Based on the foregoing findings of fact and conclusions of law, the undersigned Hearing Officer recommends that the Commission on Ethics enter a final order and public report finding that the Respondent, William G. Smith, has violated Section 112.313(6), Florida Statutes, through his actions in using Deputies and County vehicles for his personal benefit, and that he did not violate Section 112.313(6), Florida Statutes, by using County jail inmates for his personal benefit, as alleged. Further, the Hearing Officer recommends that the Commission's order recommend that the Governor of the State of Florida publicly censure and reprimand the Respondent and impose a civil penalty upon him in the amount of $1,000.00.
ENTERED and respectfully submitted this ____ day of December, 1990.
Debra A. Zappi
Hearing Officer and Member
Commission on Ethics
Copies furnished to:
Mr. Mark Herron, Attorney for Respondent
Mr.

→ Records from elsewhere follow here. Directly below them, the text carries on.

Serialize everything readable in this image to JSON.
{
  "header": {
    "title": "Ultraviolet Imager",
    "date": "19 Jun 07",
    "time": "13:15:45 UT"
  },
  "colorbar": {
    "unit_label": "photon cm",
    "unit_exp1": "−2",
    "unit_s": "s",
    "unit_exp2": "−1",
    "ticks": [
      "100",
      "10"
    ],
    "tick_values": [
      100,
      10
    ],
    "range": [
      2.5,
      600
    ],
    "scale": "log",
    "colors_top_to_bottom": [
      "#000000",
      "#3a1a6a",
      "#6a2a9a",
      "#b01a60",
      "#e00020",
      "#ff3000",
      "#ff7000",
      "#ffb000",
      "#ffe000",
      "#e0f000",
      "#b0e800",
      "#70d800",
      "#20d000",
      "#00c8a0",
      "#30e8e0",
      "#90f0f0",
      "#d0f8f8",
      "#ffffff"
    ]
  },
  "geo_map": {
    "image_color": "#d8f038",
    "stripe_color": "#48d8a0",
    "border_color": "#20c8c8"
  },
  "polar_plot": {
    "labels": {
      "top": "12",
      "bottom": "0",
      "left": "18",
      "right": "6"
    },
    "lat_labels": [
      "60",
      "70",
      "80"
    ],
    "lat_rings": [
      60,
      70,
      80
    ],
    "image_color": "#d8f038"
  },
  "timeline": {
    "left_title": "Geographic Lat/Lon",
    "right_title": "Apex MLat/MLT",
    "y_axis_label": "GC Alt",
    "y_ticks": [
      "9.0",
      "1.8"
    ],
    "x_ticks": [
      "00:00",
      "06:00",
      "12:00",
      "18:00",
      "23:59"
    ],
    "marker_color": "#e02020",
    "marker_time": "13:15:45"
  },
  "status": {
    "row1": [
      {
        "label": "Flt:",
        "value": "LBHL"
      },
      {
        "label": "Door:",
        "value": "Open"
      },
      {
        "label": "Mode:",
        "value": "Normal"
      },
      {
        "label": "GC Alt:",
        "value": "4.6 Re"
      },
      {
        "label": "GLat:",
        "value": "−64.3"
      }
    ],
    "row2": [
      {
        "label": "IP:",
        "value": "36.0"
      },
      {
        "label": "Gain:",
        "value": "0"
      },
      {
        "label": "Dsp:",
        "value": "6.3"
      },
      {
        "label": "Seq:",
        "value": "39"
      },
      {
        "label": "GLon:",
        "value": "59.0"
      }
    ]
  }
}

Craig B. Willis, Commission Advocate
The following are rulings on the proposed findings of fact submitted by the Advocate:
4. Accepted, except that the record does not support a finding that Johnson worked on more than one fender.
The following are rulings on the proposed findings of fact submitted by the Respondent:
3. Accepted, except that the record indicates that the beams were at the jail for approximately one week.
5. Accepted, except that Deputy Stone's testimony is sufficient to establish that Johnson sanded some of the beams.
10-11. Accepted to the extent that Bontrager's testimony is not used to support any findings of fact.
14. Accepted, except that it is not found by a preponderance of the evidence that on most occasions the Respondent transported Everett.